Thursday, May 27, 2021

Alternate Wound Penalties Chart

This comes up occasionally on various socials, and I've been wanting to make a handy blog post to point to, for my own personal houserules about the matter.

Wound Penalties and how I handle them.

So, we all know the original chart for numerical penalties to actions performed by PCs on the basis of physical injuries they previously sustained, from page 124 of the K:DL Corebook.

I use those pretty much rules-as-written, but modified the numbers a little bit. This caused me to make an alternative version of the chart itself, in order to easily present the slight increase in granularity... and vehemence.

You can see it here:



So your first Serious Wound gives you a -1 modifier to any rolls, ongoing until the wound has been stabilized or healed.

The second Serious Wound you suffer will increase this penalty to -2, with the same conditions as above.

(Wounds that have been stabilized - even if not healed - do not count for this consideration of "Is it two or more Wounds?", only non-stabilized ones do. Naturally though, stabilized Wounds can always reopen, especially when engaging in hurried and/or rowdy physical action, and, say, rolling a (-9) for something wild or risky... And when the stitches tear and your bandages start soaking red, or when that improvised splint breaks and your bone starts cracking again... Well then the Wound very much counts once more!)

The same would happen if you got a Critical Wound right away: -2 to any actions for which it makes sense that the injury could hinder you in your performance. And since this category of Wounds has such lovely examples given for it in the corebook such as: punctured lung, severed aorta, ruptured eyeball, or spinal cord damage, amongst others - well, let's just say it may be most rolls that could reasonably be affected...

Here I am already being a little more harsh than the corebook is with its -1 for a Critical.

The final step, then, aggravates it to -3, when you have both Serious and Critical Wounds. I feel this reasonable for such a messed up state of physical health. Also, perhaps I just like my players to suffer and despair. But what can I say? The game - and especially all sorts of combat and violence in it - is supposed to be harsh and brutal, after all.

 

A note on crunch - If you're wondering about the level of severity this adds, and whether you'd want it in your game, here's some maths if it helps:

So, I wanted to know what a +1 modifier would do in K:DL's 2d10 system, in percentages, so I crunched the numbers (which is rather easy, since for a roll of 2d10 there's exactly 100 possible outcomes. So that maps to percentages very nicely. And it turns out that a +1 bonus (or penalty) will affect the rolled result in exactly 15% of all possible rolls. 

By "affect the result" I mean that this single modifier makes the difference between either a full success and a partial, or a partial and a miss. In other words, the question was "How often does a +1 penalty end up turning my 9 into a 10, or my 14 into a 15?"
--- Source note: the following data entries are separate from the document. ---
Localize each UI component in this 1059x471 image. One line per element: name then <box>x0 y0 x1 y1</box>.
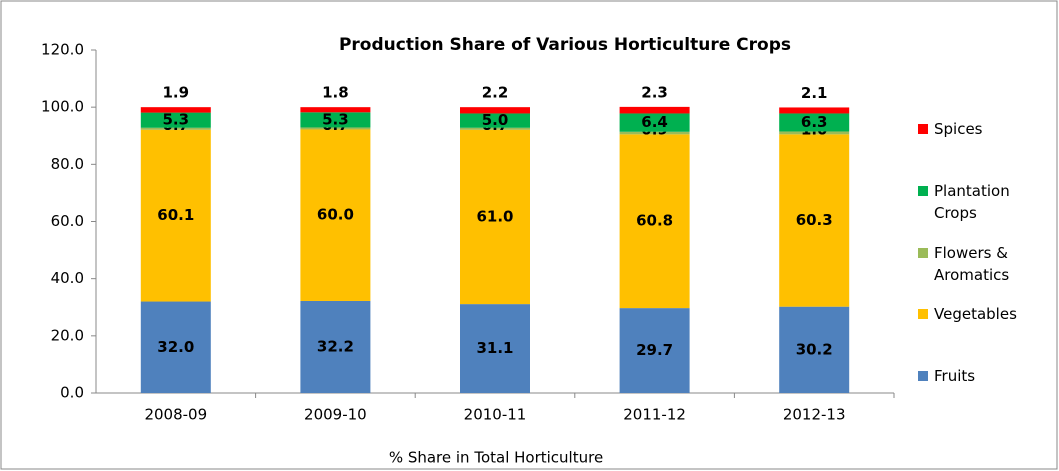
legend-item: Flowers & Aromatics <box>918 242 1048 286</box>
bar-segment <box>619 131 690 135</box>
bar-segment <box>619 308 690 393</box>
data-label: 5.0 <box>482 111 509 129</box>
bar-segment <box>619 113 690 132</box>
y-tick-label: 0.0 <box>60 384 84 402</box>
chart-title: Production Share of Various Horticulture… <box>339 35 791 55</box>
bar-segment <box>300 300 371 393</box>
y-tick-label: 80.0 <box>51 155 84 173</box>
legend-item: Vegetables <box>918 303 1048 325</box>
bar-segment <box>140 301 211 393</box>
y-tick-label: 60.0 <box>51 212 84 230</box>
bar-segment <box>619 106 690 114</box>
y-tick-label: 120.0 <box>41 41 84 59</box>
data-label: 61.0 <box>476 207 513 225</box>
data-label: 29.7 <box>636 341 673 359</box>
data-label: 60.1 <box>157 206 194 224</box>
legend-label: Vegetables <box>934 305 1017 323</box>
legend-label: Fruits <box>934 367 976 385</box>
legend-label: Flowers & Aromatics <box>934 244 1010 284</box>
bar-segment <box>140 129 211 302</box>
bar-segment <box>779 107 850 114</box>
bar-segment <box>460 304 530 393</box>
legend-swatch <box>918 309 928 319</box>
legend-item: Spices <box>918 118 1048 140</box>
y-tick-label: 20.0 <box>51 326 84 344</box>
x-axis-title: % Share in Total Horticulture <box>389 449 603 467</box>
bar-segment <box>460 113 530 128</box>
data-label: 2.1 <box>801 84 828 102</box>
x-tick-label: 2010-11 <box>464 406 527 424</box>
data-label: 60.0 <box>317 206 354 224</box>
bar-segment <box>300 112 371 128</box>
bar-segment <box>779 113 850 132</box>
legend-label: Plantation Crops <box>934 182 1010 222</box>
data-label: 6.3 <box>801 113 828 131</box>
data-label: 1.9 <box>163 84 190 102</box>
bar-segment <box>619 134 690 309</box>
bar-segment <box>779 131 850 135</box>
bar-segment <box>460 127 530 130</box>
bar-segment <box>140 127 211 130</box>
bar-segment <box>460 107 530 114</box>
data-label: 30.2 <box>796 340 833 358</box>
data-label: 2.3 <box>641 83 668 101</box>
data-label: 5.3 <box>322 110 349 128</box>
legend-item: Plantation Crops <box>918 180 1048 224</box>
legend-swatch <box>918 371 928 381</box>
bar-segment <box>460 129 530 305</box>
data-label: 1.8 <box>322 84 349 102</box>
bar-segment <box>140 112 211 128</box>
data-label: 60.3 <box>796 211 833 229</box>
data-label: 5.3 <box>163 111 190 129</box>
legend-swatch <box>918 124 928 134</box>
legend-item: Fruits <box>918 365 1048 387</box>
x-tick-label: 2009-10 <box>304 406 367 424</box>
y-tick-label: 40.0 <box>51 269 84 287</box>
data-label: 31.1 <box>476 339 513 357</box>
y-tick-label: 100.0 <box>41 98 84 116</box>
bar-segment <box>779 134 850 307</box>
bar-segment <box>300 107 371 113</box>
legend-swatch <box>918 186 928 196</box>
data-label: 60.8 <box>636 212 673 230</box>
legend-swatch <box>918 248 928 258</box>
x-tick-label: 2008-09 <box>144 406 207 424</box>
data-label: 32.2 <box>317 337 354 355</box>
data-label: 2.2 <box>482 84 509 102</box>
data-label: 32.0 <box>157 338 194 356</box>
legend-label: Spices <box>934 120 983 138</box>
bar-segment <box>300 129 371 301</box>
bar-segment <box>140 107 211 113</box>
bar-segment <box>779 306 850 393</box>
x-tick-label: 2011-12 <box>623 406 686 424</box>
bar-segment <box>300 127 371 130</box>
data-label: 6.4 <box>641 113 668 131</box>
x-tick-label: 2012-13 <box>783 406 846 424</box>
And the answer is, 15% of the time. 

(This remains true also when you factor in Attribute bonuses, it only becomes slightly less at extreme values, such as at a +4 Attribute, another +1 bonus will increase your result only around 13% of the time. Attributes of -3 or lower are likewise affected. But for our purposes here, that is largely negligible. Let's just operate on the assumption of "+/-15% for every +/-1 bonus/penalty".)
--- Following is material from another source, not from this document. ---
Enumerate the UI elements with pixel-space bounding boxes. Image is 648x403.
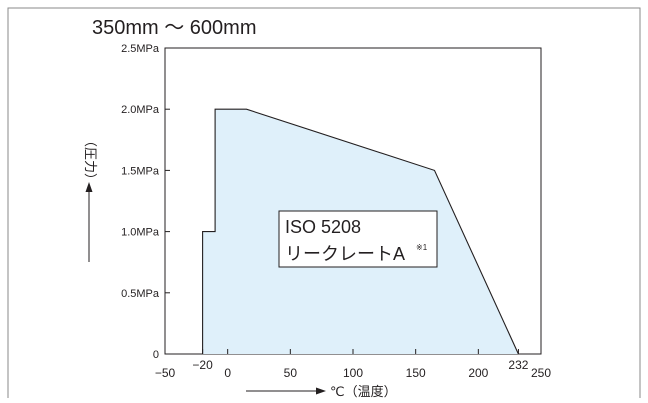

So a -3 penalty adds up to 45%. That's how often your combined Serious and Critical Wounds will reduce your 10 to a 7, your 11 to an 8, your 12 to a 9, your 15 to a 12, your 16 to a 13, or your 17 to a 14.

So the question one can ask themselves when pondering whether to use the original chart or the above depicted one, is basically this: Do I feel that "Oh man, 15% are plenty and 30% is properly hurtful?" 

Or can I get on board with "Yes, a really badly mangled person should when acting under duress be performing less well than normally around half the time they try to do something ambitious, complicated, or dangerous?

My game, my table? Solidly in the latter camp. Your table? Your call!


She says she wants to playtest her new homebrew damage rules.
What do you do?

 

A bit later, after a couple games with the above table, I had another idea, and wanted to see if it could be incorporated into it.

I made a second version of my chart from above, which features a little extra twist I came up with:

 


Numerically, this is the exact same as the one shown above - except for the addition of the new modifier to See Through The Illusion. 

I found this enjoyable for two reasons: 

- it fits that Basic Move's trigger, when you suffer shock, injury, or distort your perception through drugs or rituals..., and thus is just too sweet of an opportunity to pass up for making move snowballs and mechanically funnel the fiction into driving towards my GMing Agenda: Tear back the Illusion to reveal the True Reality behind it.

- it mirrors the thing that happens from Stability at its lowest levels, so I feel that neatly ties together the Madness and Death aspects of these two mechanical subsystems. 


I've been using this one in my games ever since, but am sad to have to report that it hasn't yet triggered in an actual game. Hmmm, could it be because I'm still being too nice to my players... Perhaps I should punish them even harder... Yes, that must be it!

Excuse me while I go cook up some new depravities and mutilations for them to suffer through.

Be back to you soon with the next update!